I think this scratch build should fix it:

https://koji.fedoraproject.org/koji/taskinfo?taskID=96381837

I'll check back tomorrow, and assuming it resolves all the issues (which ... we're already on comment 56 so who knows...) I'll push it upstream and do a downstream pull request.

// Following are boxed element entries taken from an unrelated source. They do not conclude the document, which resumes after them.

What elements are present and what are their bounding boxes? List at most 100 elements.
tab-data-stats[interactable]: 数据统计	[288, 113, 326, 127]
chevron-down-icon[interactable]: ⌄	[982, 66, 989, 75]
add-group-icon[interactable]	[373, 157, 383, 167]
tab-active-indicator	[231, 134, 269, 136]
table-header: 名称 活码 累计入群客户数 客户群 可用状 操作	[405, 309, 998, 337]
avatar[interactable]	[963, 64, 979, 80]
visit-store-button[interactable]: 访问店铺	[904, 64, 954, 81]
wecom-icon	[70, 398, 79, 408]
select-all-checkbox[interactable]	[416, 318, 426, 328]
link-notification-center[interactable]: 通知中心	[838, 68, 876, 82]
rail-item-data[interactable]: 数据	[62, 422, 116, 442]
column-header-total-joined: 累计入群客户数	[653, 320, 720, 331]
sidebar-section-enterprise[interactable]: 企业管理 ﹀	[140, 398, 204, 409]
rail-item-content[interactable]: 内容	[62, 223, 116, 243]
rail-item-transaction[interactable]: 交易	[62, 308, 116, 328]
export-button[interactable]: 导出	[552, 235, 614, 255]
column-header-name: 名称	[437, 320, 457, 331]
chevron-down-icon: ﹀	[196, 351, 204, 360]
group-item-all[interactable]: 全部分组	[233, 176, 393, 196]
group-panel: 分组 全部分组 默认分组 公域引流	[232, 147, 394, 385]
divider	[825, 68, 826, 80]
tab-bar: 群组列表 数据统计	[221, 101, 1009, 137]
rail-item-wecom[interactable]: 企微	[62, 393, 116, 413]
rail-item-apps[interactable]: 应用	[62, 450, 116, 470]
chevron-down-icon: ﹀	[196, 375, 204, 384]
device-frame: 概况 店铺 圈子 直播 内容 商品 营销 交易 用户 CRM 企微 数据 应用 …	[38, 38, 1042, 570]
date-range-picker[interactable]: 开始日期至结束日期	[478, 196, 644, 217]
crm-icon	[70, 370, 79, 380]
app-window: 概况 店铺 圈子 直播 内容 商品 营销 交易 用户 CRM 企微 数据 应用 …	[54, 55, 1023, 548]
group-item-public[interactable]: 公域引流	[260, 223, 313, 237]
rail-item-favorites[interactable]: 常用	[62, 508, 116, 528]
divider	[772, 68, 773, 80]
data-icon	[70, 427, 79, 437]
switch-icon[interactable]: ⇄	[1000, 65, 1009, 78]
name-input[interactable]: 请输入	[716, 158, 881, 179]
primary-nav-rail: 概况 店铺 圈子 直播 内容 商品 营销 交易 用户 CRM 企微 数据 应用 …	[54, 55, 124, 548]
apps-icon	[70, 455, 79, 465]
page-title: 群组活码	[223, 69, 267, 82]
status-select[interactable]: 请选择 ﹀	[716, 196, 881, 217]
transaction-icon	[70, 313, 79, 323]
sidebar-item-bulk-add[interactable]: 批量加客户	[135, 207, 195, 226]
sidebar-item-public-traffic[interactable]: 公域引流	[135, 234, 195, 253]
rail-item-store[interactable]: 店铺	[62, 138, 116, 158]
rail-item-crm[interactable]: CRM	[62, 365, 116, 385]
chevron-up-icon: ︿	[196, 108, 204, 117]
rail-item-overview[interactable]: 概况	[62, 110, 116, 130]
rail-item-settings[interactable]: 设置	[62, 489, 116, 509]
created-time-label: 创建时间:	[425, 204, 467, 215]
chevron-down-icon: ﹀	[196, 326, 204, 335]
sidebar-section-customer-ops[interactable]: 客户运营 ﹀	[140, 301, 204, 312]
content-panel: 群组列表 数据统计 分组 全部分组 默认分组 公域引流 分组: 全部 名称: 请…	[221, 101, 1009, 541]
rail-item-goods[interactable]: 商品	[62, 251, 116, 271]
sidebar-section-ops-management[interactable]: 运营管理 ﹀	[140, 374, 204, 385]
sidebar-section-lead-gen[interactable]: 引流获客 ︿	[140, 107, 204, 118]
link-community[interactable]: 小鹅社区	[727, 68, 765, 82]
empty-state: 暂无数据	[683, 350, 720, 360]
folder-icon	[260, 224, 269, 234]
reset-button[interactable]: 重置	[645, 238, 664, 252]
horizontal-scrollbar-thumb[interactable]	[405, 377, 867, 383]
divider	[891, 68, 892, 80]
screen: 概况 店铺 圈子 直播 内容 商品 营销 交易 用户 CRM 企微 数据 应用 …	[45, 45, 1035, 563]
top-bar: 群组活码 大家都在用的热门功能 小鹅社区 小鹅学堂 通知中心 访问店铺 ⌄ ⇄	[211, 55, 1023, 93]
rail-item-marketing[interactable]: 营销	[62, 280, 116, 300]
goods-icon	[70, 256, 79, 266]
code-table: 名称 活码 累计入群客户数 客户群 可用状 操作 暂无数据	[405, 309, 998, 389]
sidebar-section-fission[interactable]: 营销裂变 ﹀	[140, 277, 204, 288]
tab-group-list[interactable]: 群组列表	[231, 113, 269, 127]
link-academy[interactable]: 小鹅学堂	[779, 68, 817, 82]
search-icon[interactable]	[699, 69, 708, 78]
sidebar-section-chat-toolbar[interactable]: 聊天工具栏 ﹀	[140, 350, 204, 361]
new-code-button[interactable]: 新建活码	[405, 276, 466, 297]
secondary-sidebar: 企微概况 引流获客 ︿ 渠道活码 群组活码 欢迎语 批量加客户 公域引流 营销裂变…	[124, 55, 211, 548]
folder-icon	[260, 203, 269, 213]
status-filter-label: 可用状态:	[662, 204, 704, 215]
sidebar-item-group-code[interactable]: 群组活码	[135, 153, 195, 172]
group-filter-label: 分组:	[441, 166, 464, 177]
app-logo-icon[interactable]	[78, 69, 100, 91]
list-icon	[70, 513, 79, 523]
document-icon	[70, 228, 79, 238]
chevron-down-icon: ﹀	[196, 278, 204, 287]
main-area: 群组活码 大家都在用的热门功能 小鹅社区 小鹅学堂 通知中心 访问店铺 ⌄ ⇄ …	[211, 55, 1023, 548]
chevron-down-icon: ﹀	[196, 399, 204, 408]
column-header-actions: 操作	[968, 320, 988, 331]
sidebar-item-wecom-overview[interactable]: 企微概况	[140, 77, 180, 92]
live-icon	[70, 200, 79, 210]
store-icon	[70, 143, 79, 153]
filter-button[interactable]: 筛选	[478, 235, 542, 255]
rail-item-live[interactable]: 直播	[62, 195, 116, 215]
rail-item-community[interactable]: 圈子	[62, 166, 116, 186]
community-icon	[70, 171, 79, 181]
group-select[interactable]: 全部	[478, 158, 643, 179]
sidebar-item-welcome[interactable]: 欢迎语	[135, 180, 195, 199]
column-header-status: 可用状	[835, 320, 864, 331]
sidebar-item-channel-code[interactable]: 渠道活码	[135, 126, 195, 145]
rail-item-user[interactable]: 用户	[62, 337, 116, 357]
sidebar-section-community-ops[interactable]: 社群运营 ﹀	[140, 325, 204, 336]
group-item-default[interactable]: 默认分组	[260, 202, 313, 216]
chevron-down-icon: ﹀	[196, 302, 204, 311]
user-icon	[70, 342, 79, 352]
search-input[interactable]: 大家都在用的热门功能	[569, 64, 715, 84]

Comment 58 Josh Stone 2023-01-19 22:48:33 UTC
That build works for me, thanks!

Comment 59 Michael Catanzaro 2023-01-19 22:50:18 UTC
(In reply to Ray Strode [halfline] from comment #57)
> I'll check back tomorrow, and assuming it resolves all the issues (which ...
> we're already on comment 56 so who knows...) I'll push it upstream and do a
> downstream pull request.

Let's talk to Emmanuele about doing an upstream 3.46.1 release. I might help with this.

Comment 60 Ray Strode [halfline] 2023-01-20 14:49:21 UTC
So I think the best way forward is:

1. I'll do a new build right now, there's no reason to delay, especially since people have been living with a regression for a couple weeks now, and we already have scratch srpm tested...
2. You wrangle the release, though.
3. We can just drop the patch and do another update then

Comment 61 Fedora Update System 2023-01-20 15:05:44 UTC
FEDORA-2023-e966905644 has been submitted as an update to Fedora 37. https://bodhi.fedoraproject.org/updates/FEDORA-2023-e966905644

Comment 62 Fedora Update System 2023-01-22 02:41:01 UTC
FEDORA-2023-e966905644 has been pushed to the Fedora 37 testing repository.
Soon you'll be able to install the update with the following command:
`sudo dnf upgrade --enablerepo=updates-testing --refresh --advisory=FEDORA-2023-e966905644`
You can provide feedback for this update here: https://bodhi.fedoraproject.org/updates/FEDORA-2023-e966905644

See also https://fedoraproject.org/wiki/QA:Updates_Testing for more information on how to test updates.

Comment 63 Fedora Update System 2023-01-26 01:21:38 UTC
FEDORA-2023-e966905644 has been pushed to the Fedora 37 stable repository.
If problem still persists, please make note of it in this bug report.